Whenever I smell pine trees and firewood
I am at camp in midsummer
and I am singing songs,
drinking hot chocolate,
listening to people’s testimonies
and laughing with friends.

The mosquitoes are feasting on the ones
who didn’t spray on enough bug spray
I can hear the loon calling on the lake
and wait for its partner to respond.

But this is not my story.
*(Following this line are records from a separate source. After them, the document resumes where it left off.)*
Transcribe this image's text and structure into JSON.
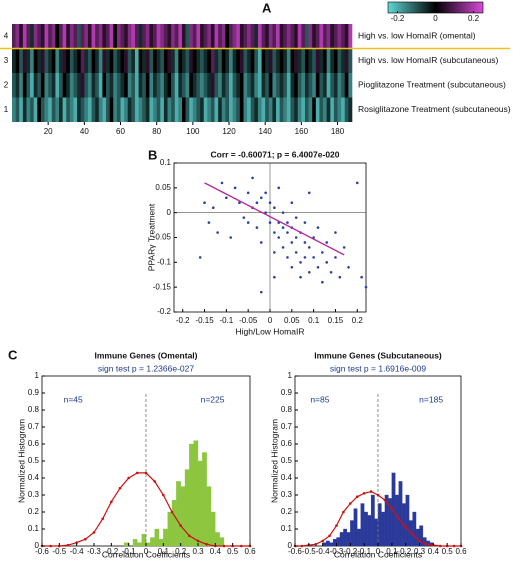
{
  "chart_data": [
    {
      "type": "heatmap",
      "panel": "A",
      "row_ticks": [
        4,
        3,
        2,
        1
      ],
      "row_labels": [
        "High vs. low HomaIR (omental)",
        "High vs. low HomaIR (subcutaneous)",
        "Pioglitazone Treatment (subcutaneous)",
        "Rosiglitazone Treatment (subcutaneous)"
      ],
      "xlim": [
        0,
        188
      ],
      "xticks": [
        20,
        40,
        60,
        80,
        100,
        120,
        140,
        160,
        180
      ],
      "colorbar": {
        "lim": [
          -0.25,
          0.25
        ],
        "ticks": [
          -0.2,
          0,
          0.2
        ]
      },
      "colors": {
        "negative": "#5fd8d8",
        "zero": "#000000",
        "positive": "#d84ad8"
      },
      "separator_color": "#f0c020",
      "values": [
        [
          0.1,
          0.15,
          0.05,
          0.2,
          0.1,
          -0.05,
          0.15,
          0.1,
          0.05,
          0.2,
          0.1,
          0.15,
          0,
          0.1,
          0.2,
          0.05,
          0.15,
          0.1,
          -0.1,
          0.1,
          0.15,
          0.05,
          0.2,
          0.1,
          0.15,
          0.05,
          0.1,
          0.2,
          0,
          0.15,
          0.1,
          0.05,
          0.15,
          0.2,
          0.1,
          -0.05,
          0.1,
          0.15,
          0.05,
          0.1,
          0.2,
          0.15,
          0.1,
          0.05,
          0.15,
          0.1,
          0.2,
          0.05,
          -0.1,
          0.15,
          0.1,
          0.2,
          0.05,
          0.1,
          0.15,
          0.05,
          0.2,
          0.1,
          0.15,
          0,
          0.1,
          0.15,
          0.2,
          0.05,
          0.1,
          0.15,
          0.1,
          -0.05,
          0.2,
          0.1,
          0.05,
          0.15,
          0.1,
          0.2,
          0.05,
          0.1,
          0.15,
          0.1,
          0.05,
          0.2,
          0.1,
          -0.1,
          0.15,
          0.05,
          0.1,
          0.2,
          0.1,
          0.15,
          0.05,
          0.1,
          0.15,
          0.1,
          0.05,
          0.2
        ],
        [
          -0.05,
          0,
          -0.1,
          0.05,
          -0.05,
          -0.15,
          0,
          -0.05,
          0.05,
          -0.1,
          -0.05,
          0,
          -0.15,
          -0.05,
          0.05,
          0,
          -0.1,
          -0.05,
          0,
          0.1,
          -0.05,
          -0.1,
          0,
          -0.05,
          -0.15,
          0.05,
          -0.05,
          0,
          -0.1,
          -0.05,
          0,
          0.05,
          -0.1,
          -0.05,
          -0.2,
          0,
          -0.05,
          0.05,
          -0.1,
          0,
          -0.05,
          -0.1,
          0,
          0.05,
          -0.05,
          -0.15,
          0,
          -0.05,
          -0.1,
          0.05,
          0,
          -0.05,
          -0.1,
          -0.05,
          0,
          0.1,
          -0.05,
          -0.1,
          0,
          -0.05,
          -0.15,
          -0.05,
          0,
          0.05,
          -0.1,
          -0.05,
          0,
          -0.1,
          -0.2,
          0,
          -0.05,
          0.05,
          -0.1,
          -0.05,
          0,
          -0.05,
          -0.15,
          0,
          0.05,
          -0.05,
          -0.1,
          0,
          -0.05,
          -0.1,
          0.05,
          -0.05,
          0,
          -0.15,
          -0.05,
          0,
          -0.1,
          -0.05,
          0.05,
          -0.1
        ],
        [
          -0.1,
          -0.05,
          -0.15,
          0,
          -0.1,
          -0.2,
          -0.05,
          -0.1,
          0,
          -0.15,
          -0.1,
          -0.05,
          -0.2,
          -0.1,
          0,
          -0.05,
          -0.15,
          -0.1,
          -0.05,
          0.05,
          -0.1,
          -0.15,
          -0.05,
          -0.1,
          -0.2,
          0,
          -0.1,
          -0.05,
          -0.15,
          -0.1,
          -0.05,
          0,
          -0.15,
          -0.1,
          -0.2,
          -0.05,
          -0.1,
          0,
          -0.15,
          -0.05,
          -0.1,
          -0.15,
          -0.05,
          0,
          -0.1,
          -0.2,
          -0.05,
          -0.1,
          -0.15,
          0,
          -0.05,
          -0.1,
          -0.15,
          -0.1,
          -0.05,
          0.05,
          -0.1,
          -0.15,
          -0.05,
          -0.1,
          -0.2,
          -0.1,
          -0.05,
          0,
          -0.15,
          -0.1,
          -0.05,
          -0.15,
          -0.2,
          -0.05,
          -0.1,
          0,
          -0.15,
          -0.1,
          -0.05,
          -0.1,
          -0.2,
          -0.05,
          0,
          -0.1,
          -0.15,
          -0.05,
          -0.1,
          -0.15,
          0,
          -0.1,
          -0.05,
          -0.2,
          -0.1,
          -0.05,
          -0.15,
          -0.1,
          0,
          -0.15
        ],
        [
          -0.15,
          -0.1,
          -0.2,
          -0.05,
          -0.15,
          -0.1,
          -0.2,
          0,
          -0.1,
          -0.15,
          -0.2,
          -0.1,
          -0.15,
          -0.05,
          -0.2,
          -0.1,
          -0.15,
          -0.2,
          -0.05,
          -0.1,
          -0.15,
          -0.2,
          -0.1,
          -0.05,
          -0.15,
          -0.2,
          -0.1,
          0,
          -0.15,
          -0.1,
          -0.2,
          -0.15,
          -0.05,
          -0.1,
          -0.2,
          -0.15,
          -0.1,
          -0.05,
          -0.2,
          -0.15,
          -0.1,
          -0.2,
          -0.05,
          -0.15,
          -0.1,
          -0.2,
          -0.15,
          0,
          -0.1,
          -0.2,
          -0.15,
          -0.1,
          -0.05,
          -0.2,
          -0.15,
          -0.1,
          -0.2,
          -0.05,
          -0.15,
          -0.1,
          -0.2,
          -0.15,
          -0.1,
          0,
          -0.15,
          -0.2,
          -0.1,
          -0.05,
          -0.15,
          -0.2,
          -0.1,
          -0.15,
          -0.05,
          -0.2,
          -0.1,
          -0.15,
          -0.2,
          -0.1,
          -0.05,
          -0.15,
          -0.2,
          -0.1,
          -0.15,
          0,
          -0.2,
          -0.1,
          -0.15,
          -0.05,
          -0.2,
          -0.1,
          -0.15,
          -0.2,
          -0.1,
          -0.05
        ]
      ]
    },
    {
      "type": "scatter",
      "panel": "B",
      "title": "Corr = -0.60071; p = 6.4007e-020",
      "xlabel": "High/Low HomaIR",
      "ylabel": "PPARγ Treatment",
      "xlim": [
        -0.22,
        0.22
      ],
      "ylim": [
        -0.2,
        0.1
      ],
      "xticks": [
        -0.2,
        -0.15,
        -0.1,
        -0.05,
        0,
        0.05,
        0.1,
        0.15,
        0.2
      ],
      "yticks": [
        -0.2,
        -0.15,
        -0.1,
        -0.05,
        0,
        0.05,
        0.1
      ],
      "color": "#2f3f9f",
      "x": [
        -0.15,
        -0.14,
        -0.13,
        -0.12,
        -0.11,
        -0.1,
        -0.09,
        -0.08,
        -0.07,
        -0.06,
        -0.05,
        -0.05,
        -0.04,
        -0.04,
        -0.03,
        -0.03,
        -0.02,
        -0.02,
        -0.01,
        -0.01,
        0,
        0,
        0.01,
        0.01,
        0.01,
        0.02,
        0.02,
        0.02,
        0.03,
        0.03,
        0.03,
        0.04,
        0.04,
        0.04,
        0.05,
        0.05,
        0.05,
        0.05,
        0.06,
        0.06,
        0.06,
        0.07,
        0.07,
        0.07,
        0.08,
        0.08,
        0.08,
        0.09,
        0.09,
        0.1,
        0.1,
        0.11,
        0.11,
        0.12,
        0.12,
        0.13,
        0.13,
        0.14,
        0.15,
        0.15,
        0.16,
        0.17,
        0.18,
        0.2,
        0.21,
        0.22,
        -0.16,
        0.09,
        0.01,
        -0.02
      ],
      "y": [
        0.02,
        -0.02,
        0.01,
        -0.04,
        0.06,
        0.03,
        -0.05,
        0.05,
        0.02,
        -0.01,
        0.04,
        -0.02,
        0.01,
        0.07,
        -0.03,
        0.02,
        0.03,
        -0.06,
        0,
        0.04,
        -0.02,
        0.02,
        -0.04,
        0.01,
        -0.08,
        -0.02,
        -0.05,
        0.05,
        -0.03,
        -0.07,
        0,
        -0.04,
        -0.09,
        -0.02,
        -0.06,
        -0.03,
        -0.11,
        0.02,
        -0.05,
        -0.08,
        -0.01,
        -0.04,
        -0.1,
        -0.13,
        -0.06,
        -0.02,
        -0.09,
        -0.07,
        -0.12,
        -0.05,
        -0.09,
        -0.03,
        -0.11,
        -0.08,
        -0.14,
        -0.06,
        -0.1,
        -0.12,
        -0.04,
        -0.09,
        -0.13,
        -0.07,
        -0.11,
        0.06,
        -0.13,
        -0.15,
        -0.09,
        0.04,
        -0.13,
        -0.16
      ],
      "fit": {
        "x": [
          -0.15,
          0.17
        ],
        "y": [
          0.06,
          -0.085
        ],
        "color": "#b02aa0"
      }
    },
    {
      "type": "histogram",
      "title": "Immune Genes (Omental)",
      "panel": "C",
      "xlabel": "Correlation Coefficients",
      "ylabel": "Normalized Histogram",
      "sign_test": "sign test p = 1.2366e-027",
      "n_left": "n=45",
      "n_right": "n=225",
      "xlim": [
        -0.6,
        0.6
      ],
      "ylim": [
        0,
        1
      ],
      "xticks": [
        -0.6,
        -0.5,
        -0.4,
        -0.3,
        -0.2,
        -0.1,
        0,
        0.1,
        0.2,
        0.3,
        0.4,
        0.5,
        0.6
      ],
      "yticks": [
        0,
        0.1,
        0.2,
        0.3,
        0.4,
        0.5,
        0.6,
        0.7,
        0.8,
        0.9,
        1
      ],
      "color": "#8cc63f",
      "bins": [
        -0.125,
        -0.1,
        -0.075,
        -0.05,
        -0.025,
        0,
        0.025,
        0.05,
        0.075,
        0.1,
        0.125,
        0.15,
        0.175,
        0.2,
        0.225,
        0.25,
        0.275,
        0.3,
        0.325,
        0.35,
        0.375,
        0.4,
        0.425,
        0.45
      ],
      "values": [
        0.02,
        0,
        0.04,
        0.02,
        0.07,
        0.02,
        0.05,
        0.1,
        0.04,
        0.1,
        0.2,
        0.27,
        0.38,
        0.35,
        0.45,
        0.6,
        0.62,
        0.5,
        0.55,
        0.35,
        0.2,
        0.08,
        0.05
      ],
      "curve": {
        "color": "#cc1111",
        "x": [
          -0.6,
          -0.55,
          -0.5,
          -0.45,
          -0.4,
          -0.35,
          -0.3,
          -0.25,
          -0.2,
          -0.15,
          -0.1,
          -0.05,
          0,
          0.05,
          0.1,
          0.15,
          0.2,
          0.25,
          0.3,
          0.35,
          0.4,
          0.45,
          0.5,
          0.55,
          0.6
        ],
        "y": [
          0,
          0,
          0,
          0.005,
          0.02,
          0.04,
          0.08,
          0.16,
          0.26,
          0.34,
          0.4,
          0.43,
          0.43,
          0.38,
          0.3,
          0.2,
          0.12,
          0.06,
          0.03,
          0.01,
          0,
          0,
          0,
          0,
          0
        ]
      }
    },
    {
      "type": "histogram",
      "title": "Immune Genes (Subcutaneous)",
      "xlabel": "Correlation Coefficients",
      "ylabel": "Normalized Histogram",
      "sign_test": "sign test p = 1.6916e-009",
      "n_left": "n=85",
      "n_right": "n=185",
      "xlim": [
        -0.6,
        0.6
      ],
      "ylim": [
        0,
        1
      ],
      "xticks": [
        -0.6,
        -0.5,
        -0.4,
        -0.3,
        -0.2,
        -0.1,
        0,
        0.1,
        0.2,
        0.3,
        0.4,
        0.5,
        0.6
      ],
      "yticks": [
        0,
        0.1,
        0.2,
        0.3,
        0.4,
        0.5,
        0.6,
        0.7,
        0.8,
        0.9,
        1
      ],
      "color": "#2b3a9a",
      "bins": [
        -0.4,
        -0.375,
        -0.35,
        -0.325,
        -0.3,
        -0.275,
        -0.25,
        -0.225,
        -0.2,
        -0.175,
        -0.15,
        -0.125,
        -0.1,
        -0.075,
        -0.05,
        -0.025,
        0,
        0.025,
        0.05,
        0.075,
        0.1,
        0.125,
        0.15,
        0.175,
        0.2,
        0.225,
        0.25,
        0.275,
        0.3,
        0.325,
        0.35,
        0.375,
        0.4
      ],
      "values": [
        0.02,
        0.03,
        0.02,
        0.04,
        0.05,
        0.08,
        0.1,
        0.08,
        0.15,
        0.22,
        0.1,
        0.25,
        0.2,
        0.18,
        0.3,
        0.16,
        0.25,
        0.2,
        0.3,
        0.28,
        0.43,
        0.3,
        0.38,
        0.25,
        0.3,
        0.15,
        0.2,
        0.1,
        0.12,
        0.05,
        0.03,
        0.02
      ],
      "curve": {
        "color": "#cc1111",
        "x": [
          -0.6,
          -0.55,
          -0.5,
          -0.45,
          -0.4,
          -0.35,
          -0.3,
          -0.25,
          -0.2,
          -0.15,
          -0.1,
          -0.05,
          0,
          0.05,
          0.1,
          0.15,
          0.2,
          0.25,
          0.3,
          0.35,
          0.4,
          0.45,
          0.5,
          0.55,
          0.6
        ],
        "y": [
          0,
          0,
          0.005,
          0.01,
          0.03,
          0.06,
          0.12,
          0.2,
          0.25,
          0.29,
          0.31,
          0.32,
          0.3,
          0.27,
          0.22,
          0.16,
          0.11,
          0.07,
          0.03,
          0.01,
          0.005,
          0,
          0,
          0,
          0
        ]
      }
    }
  ]
}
My story is
the last wiener roast, the last good bye
from the rowdy campers
It is the frantic cleaning of the cabins
and taking one last look at the lake
It is the exhaustion on the ride home
It is the longing for next summer
When my story starts all over again
With new characters, problems and heroes.
October 2005

Gloom & Joy

Gloom is a grey and cloudy day
It sounds like a heavy rain
It tastes like charcoal in my mouth
It smells like a burnt piece of toast
Gloom feels like soggy clothing.


Joy is an innocent smile of a child
It sounds like a room full of laughter
Joy tastes like sweet candy
It smells like a field of wild flowers
Joy feels like a long awaited kiss.


October 2005

Never Gonna Be As Big

I’ve always looked up to a man
With a heart as big as the ocean
His hands were strong as the wind
His touch as gentle as a breeze


As a child I raced to be in his arms
"You’ve grown so much!"
These words I could count on
"I love you forever"
These words I’ll never forget


I’m never gonna be as big
Though I’ve grown taller than him
I’ll always look up to him
I’m never gonna be as big as Grampie


When I was down, I’d think of him
When he was near, frowns were far away
His way with words cheered up everyone
In the darkest times, his laughter could be counted on to bring light


A man of God with faith so strong
Any dream I had, he believed in
He gave me wisdom and taught me lessons
He showed me love when I felt unlovable


I’m never gonna be as big
Though I’ve grown taller than him
I’ll always look up to him
I’m never gonna be as big as Grampie


"Be Good" one of the last things he said to me
"I’ll love you forever" is what I’ll always remember


September 17, 2005

Friendship Tapestry

My friends are an intricate tapestry
I am the loom, giving strength and support
Breanna is the weaver, bringing everyone together
Katie is the background, bold and subtle all at once
Jessie is a royal blue thread, loyal and trustworthy
Robin is the design, obscure at first until the beauty is found
Lacey is a shining gold thread, brightening the picture with her presence
Belinda is the border, holding everyone together
Aaron is a red thread, striking and mysterious
Nicole is a tassel, many pieces to make one part
Brennan is the nail on the wall, holding us up
And Julia is the viewer, seeing things from a different perspective.